Brian Rosenburg, president of Macalester College, has written a piece on The Chronicle of Higher Education that goes a step further than anyone else in reaction to the recent scandal at the University of North Carolina. He is no less than calling for their head:
The response, regardless of the visibility or reputation or wealth of the institution, should be to suspend accredited status until there is evidence that an appropriate level of integrity is both culturally and structurally in place.
A university with suspended accreditation cannot graduate anyone. The last time I saw this happen was at Sue Bennet College in London, Kentucky. The result of that move was that within a year the college was entirely gone with its staff and students dispersing to neighboring institutions.
Mr. Rosenburg's proposal is nothing short of terrifying, all the more so because this is a university president publicly calling for UNC's head, not some Joe Schmoe off the street. If one university president feels this way about what has happened, what do the others think? What does the accrediting agencies UNC reports to think? Could this happen? Could UNC survive?
His post does make one thing clear - the activities entailed in The Wainstein Report reach far beyond athletics to the very core of the integrity of UNC as an academic institution. If the regulating bodies in question do not act then their integrity is too called into question. As Mr. Rosenburg says, "Why bother?" with accreditation when there is no follow through on enforcement?
UNC issued over 3000 tainted or outright phoney degrees including one in five athletes over the course of 18 years. Sports writers have been clamoring for some sort of sports punishment by the NCAA, with terms like "death penalty" thrown around, TV and post season bans. Apologists for UNC have stated that it's not an athletic issue since most of the degrees were issued to non-athletes, some going so far as to claim UNC should get no punishment at all since the NCAA already has issued punishments for at least some of the students involved in the scandal. Punishments issued before the true magnitude of wrongdoing was known. These rationalizations, however, play straight into the narrative of the punishment Mr. Rosenburg feels is appropriate.
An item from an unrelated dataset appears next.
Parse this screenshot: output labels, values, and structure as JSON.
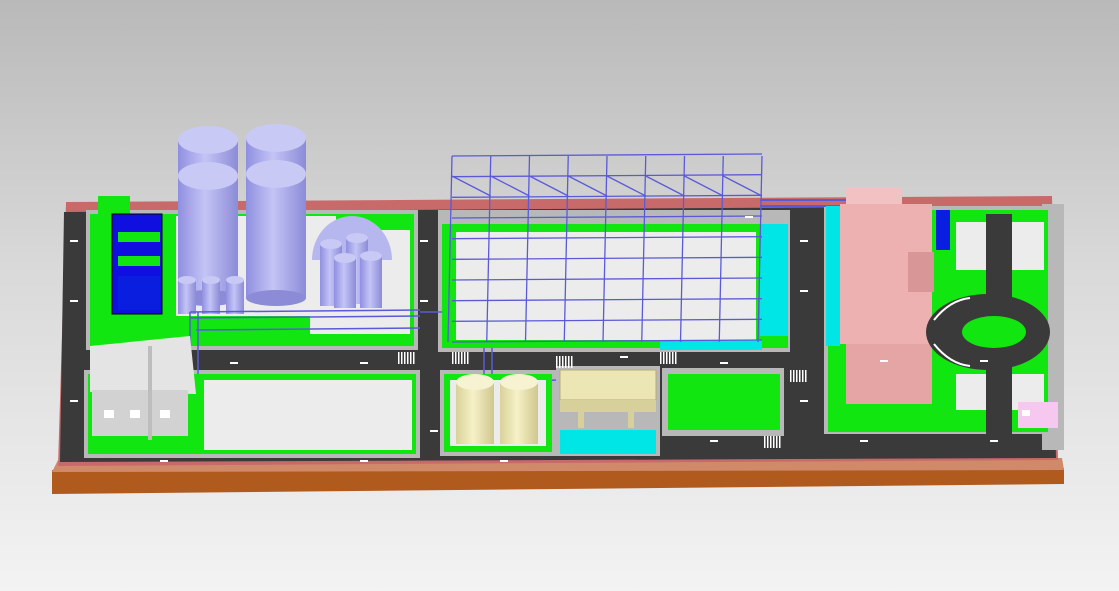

Mr. Rosenburg is calling for something an order of magnitude worse than anything the NCAA can do - shut the school down entirely. I imagine what this would involve is every, and I do mean every person involved in the governance of UNC being dismissed, the university shutting its doors for at least a year while the state boards assemble a new governance to take the reigns. But could any university survive this?
That question terrifies me. It should terrify any alumni to think about the possibility of their alma mater simply not existing anymore. Now that no less than a sitting university president has stepped forth and called for just that its a possibility the UNC community must seriously consider.
In the interest of full disclosure, I'm from a bitter sports rival to UNC, the University of Kentucky. But I don't want to see UNC's doors closed. I don't want to think about any school being closed. I've seen the impact of the loss of a small school on a community with Sue Bennett's demise, and it is nothing short of sad. No community deserves this. I hope that whatever comes of the report that it doesn't involve the loss of the entire University. Far too many people in no way connected to the scandal would be adversely and profoundly affected.